This Sixth International Congress of StreetNet:
NOTING that
- In relation to StreetNet’s founding policy on Class & Gender Organisation, which says “StreetNet will remain committed to focus primarily on the needs of the poorest street and market vendors and hawkers” a basic contradiction is emerging in the behaviour of some of StreetNet’s affiliates. After many years of fighting for their members to be authorized or permitted to trade, those who have succeeded in securing their permits sometimes lose interest in those new entrants to the market who do not have permits, and some of our organizations find themselves (intentionally or unintentionally) supporting attacks of the authorities against those new entrants without permits, who are the poorest and most vulnerable in the sector.
- Many street vendors, especially those who have more entrepreneurial aspirations, are caught in what is sometimes called a “petit-bourgeois dilemma” of not really being sure whether they want to be in the working class or the bourgeoisie (middle class). Those who are driven more by their individual self-interest often try to side-track their organizations from their mission to fight for the whole class which they represent, to focusing on their own more narrow interests. This is what we call class capture (i.e. by the entrepreneurial class).
- While all StreetNet’s affiliates believe in the mantra “Unity is Strength” – at the same time, many of them succumb to the tendency of trying to keep other organizations out once they are in. In the formal trade union movement, this is known as a “closed shop”. It is a contradictory and undemocratic tendency which may secure the short-term interests of the “in-group” but is very much against the longer-term interests of the organisation as a whole.
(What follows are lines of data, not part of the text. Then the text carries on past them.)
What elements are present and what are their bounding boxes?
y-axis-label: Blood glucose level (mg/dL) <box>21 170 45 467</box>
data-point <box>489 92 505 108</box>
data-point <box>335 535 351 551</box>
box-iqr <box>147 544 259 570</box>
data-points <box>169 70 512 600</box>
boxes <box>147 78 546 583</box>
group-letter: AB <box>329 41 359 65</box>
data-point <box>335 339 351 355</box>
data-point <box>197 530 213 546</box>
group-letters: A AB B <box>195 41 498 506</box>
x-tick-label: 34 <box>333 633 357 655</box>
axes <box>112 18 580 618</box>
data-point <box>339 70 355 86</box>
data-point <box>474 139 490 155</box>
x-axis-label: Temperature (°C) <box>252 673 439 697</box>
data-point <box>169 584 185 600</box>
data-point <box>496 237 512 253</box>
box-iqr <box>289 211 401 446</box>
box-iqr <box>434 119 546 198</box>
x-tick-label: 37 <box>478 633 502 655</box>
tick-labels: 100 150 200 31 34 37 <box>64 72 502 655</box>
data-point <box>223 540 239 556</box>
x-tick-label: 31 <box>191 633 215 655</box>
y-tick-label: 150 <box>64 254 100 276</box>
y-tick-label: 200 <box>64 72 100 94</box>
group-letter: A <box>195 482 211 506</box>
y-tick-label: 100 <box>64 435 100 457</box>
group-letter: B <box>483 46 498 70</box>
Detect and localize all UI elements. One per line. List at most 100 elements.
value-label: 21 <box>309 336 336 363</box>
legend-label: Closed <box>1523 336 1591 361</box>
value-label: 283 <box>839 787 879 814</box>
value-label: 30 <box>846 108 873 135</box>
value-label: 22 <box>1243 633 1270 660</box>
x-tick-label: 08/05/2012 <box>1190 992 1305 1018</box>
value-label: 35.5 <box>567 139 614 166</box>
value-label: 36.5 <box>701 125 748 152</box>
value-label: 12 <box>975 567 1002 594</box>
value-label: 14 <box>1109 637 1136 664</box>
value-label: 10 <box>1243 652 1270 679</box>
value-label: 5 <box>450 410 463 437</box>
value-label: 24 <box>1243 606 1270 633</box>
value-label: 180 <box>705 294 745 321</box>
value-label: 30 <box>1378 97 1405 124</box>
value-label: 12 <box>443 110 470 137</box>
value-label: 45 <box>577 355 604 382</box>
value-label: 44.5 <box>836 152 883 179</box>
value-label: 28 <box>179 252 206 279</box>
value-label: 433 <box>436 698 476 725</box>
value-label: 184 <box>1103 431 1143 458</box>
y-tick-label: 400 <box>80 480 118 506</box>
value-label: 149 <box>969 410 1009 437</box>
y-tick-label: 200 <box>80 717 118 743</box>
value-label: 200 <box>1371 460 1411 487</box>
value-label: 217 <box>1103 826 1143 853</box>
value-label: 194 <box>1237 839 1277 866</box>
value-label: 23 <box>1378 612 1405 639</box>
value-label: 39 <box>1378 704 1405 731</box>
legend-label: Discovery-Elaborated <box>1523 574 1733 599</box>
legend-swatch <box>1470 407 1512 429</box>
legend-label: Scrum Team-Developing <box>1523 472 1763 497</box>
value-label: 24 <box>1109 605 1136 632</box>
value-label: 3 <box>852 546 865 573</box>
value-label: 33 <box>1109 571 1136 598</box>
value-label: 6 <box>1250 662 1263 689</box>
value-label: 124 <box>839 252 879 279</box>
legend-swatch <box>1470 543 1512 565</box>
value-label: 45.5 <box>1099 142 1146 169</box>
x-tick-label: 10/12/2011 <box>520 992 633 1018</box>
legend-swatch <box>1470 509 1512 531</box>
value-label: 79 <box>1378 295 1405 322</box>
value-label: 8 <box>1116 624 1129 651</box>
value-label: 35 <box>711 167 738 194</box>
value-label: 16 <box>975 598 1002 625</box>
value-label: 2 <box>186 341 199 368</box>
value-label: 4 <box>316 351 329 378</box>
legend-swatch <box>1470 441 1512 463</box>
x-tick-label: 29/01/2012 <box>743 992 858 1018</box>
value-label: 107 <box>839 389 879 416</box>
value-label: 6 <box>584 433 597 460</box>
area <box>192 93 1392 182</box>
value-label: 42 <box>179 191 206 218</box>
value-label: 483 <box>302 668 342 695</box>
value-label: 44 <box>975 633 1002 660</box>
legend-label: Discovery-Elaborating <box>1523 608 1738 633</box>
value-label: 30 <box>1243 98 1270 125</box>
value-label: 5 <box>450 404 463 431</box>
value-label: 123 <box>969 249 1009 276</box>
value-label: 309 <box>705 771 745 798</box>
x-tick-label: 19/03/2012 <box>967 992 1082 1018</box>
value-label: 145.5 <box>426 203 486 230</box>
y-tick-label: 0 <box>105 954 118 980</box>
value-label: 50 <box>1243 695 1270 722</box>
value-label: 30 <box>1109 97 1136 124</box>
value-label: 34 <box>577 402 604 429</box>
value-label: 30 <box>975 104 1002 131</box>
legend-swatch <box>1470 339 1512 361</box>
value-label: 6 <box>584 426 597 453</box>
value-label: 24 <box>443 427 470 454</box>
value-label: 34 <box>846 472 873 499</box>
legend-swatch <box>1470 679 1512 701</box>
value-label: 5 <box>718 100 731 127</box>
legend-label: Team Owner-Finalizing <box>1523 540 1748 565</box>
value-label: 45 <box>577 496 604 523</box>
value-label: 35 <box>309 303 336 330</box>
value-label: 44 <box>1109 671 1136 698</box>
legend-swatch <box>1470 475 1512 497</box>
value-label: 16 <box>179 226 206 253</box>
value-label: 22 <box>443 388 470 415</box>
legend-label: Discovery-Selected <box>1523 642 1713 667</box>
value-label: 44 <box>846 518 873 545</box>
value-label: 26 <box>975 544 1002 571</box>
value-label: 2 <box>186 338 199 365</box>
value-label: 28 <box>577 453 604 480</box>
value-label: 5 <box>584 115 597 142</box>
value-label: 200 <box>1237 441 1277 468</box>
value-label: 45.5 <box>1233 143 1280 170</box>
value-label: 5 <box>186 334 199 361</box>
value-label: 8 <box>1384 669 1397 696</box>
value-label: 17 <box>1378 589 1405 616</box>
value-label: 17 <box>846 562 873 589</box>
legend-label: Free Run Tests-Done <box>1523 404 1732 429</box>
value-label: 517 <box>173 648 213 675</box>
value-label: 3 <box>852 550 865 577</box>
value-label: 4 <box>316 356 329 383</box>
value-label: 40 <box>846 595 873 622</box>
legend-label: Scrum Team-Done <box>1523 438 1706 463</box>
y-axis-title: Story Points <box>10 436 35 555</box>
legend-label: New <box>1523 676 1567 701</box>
- Like in many other workers’ organisations, the following undemocratic trends have been noted in some of our affiliates:
- Leaders who act as sole spokespersons for their organizations;
- Gatekeeping by affiliates’ leaders;
- Tardiness in convening elective conferences as constitutionally required;
- Appointment of leaders instead of democratic electoral processes;
- Any practice of male leaders removing strong independent women leaders needs to be opposed wherever it emerges in affiliates – as well as any practice of male leaders bringing their spouses and/or partners when women representatives are required to attend StreetNet meetings in order to comply with StreetNet’s women’s quota in the absence of strong independent women leadership;
HEREBY RESOLVES
- to strengthen our fight against class capture which is driven by personal self-interest;
- to increase our efforts to work with and bring into StreetNet the most representative organisations of the poorest and most marginalised street vendors, informal market vendors and hawkers in each country;
- to increase unity among the affiliates/non-affiliates existing in one country who represent street vendors, informal market vendors and hawkers;
- to establish a rigorous culture of self-analysis and self-criticism in StreetNet affiliates, with a transparent practice of mutual frankness between affiliates, for the strengthening of internal democracy by means of the elimination of the abovementioned undemocratic trends and practices;
- to ensure that all aspects of StreetNet’s Code of Conduct are fully understood by all, widely pubclised and explained, and fully complied with by all.